Patch Tuesday will see fixes for 12 vulnerabilities in IE, Windows, and Office, three of which are critical.

Elinor Mills Former Staff Writer

Elinor Mills covers Internet security and privacy. She joined CNET News in 2005 after working as a foreign correspondent for Reuters in Portugal and writing for The Industry Standard, the IDG News Service and the Associated Press.

See full bio

Elinor Mills

Dec. 3, 2009 1:39 p.m. PT

Microsoft said on Thursday that it will offer six updates for 12 vulnerabilities next week including a critical hole in Internet Explorer that affects Windows 7 and other current versions of the operating system for which exploit code has been released.

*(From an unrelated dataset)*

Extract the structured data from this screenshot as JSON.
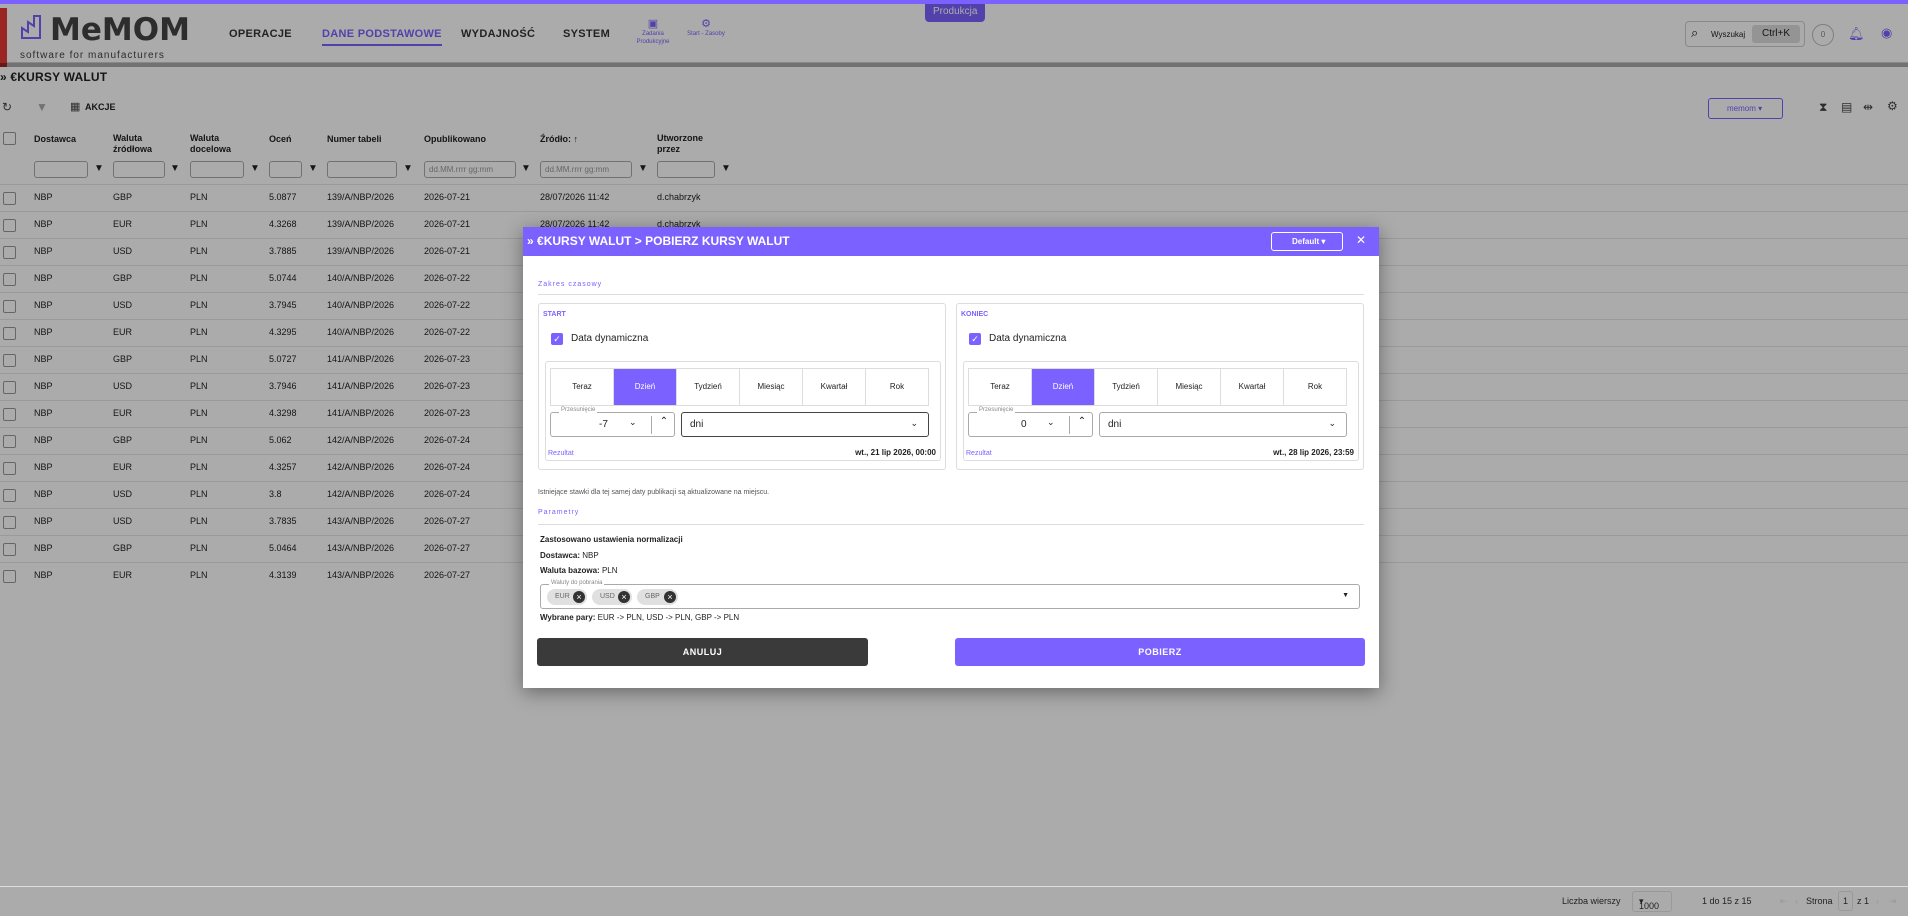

Late last month, Microsoft said it was investigating an IE vulnerability after someone released proof-of-concept code affecting IE 6 and IE 7 that could be used to take control of computers.

Microsoft described the problem in an advisory issued November 23: "The vulnerability exists as an invalid pointer reference of Internet Explorer. It is possible under certain conditions for a CSS/Style object to be accessed after the object is deleted. In a specially-crafted attack, Internet Explorer attempting to access a freed object can lead to running attacker-supplied code."

Of the six updates Microsoft will release on Patch Tuesday, three of them are critical, according to a Microsoft security bulletin advance notification.

Software affected includes Windows 2000, Windows XP, Vista, Windows 7, Server 2003, Server 2008, Office XP, and Office 2003.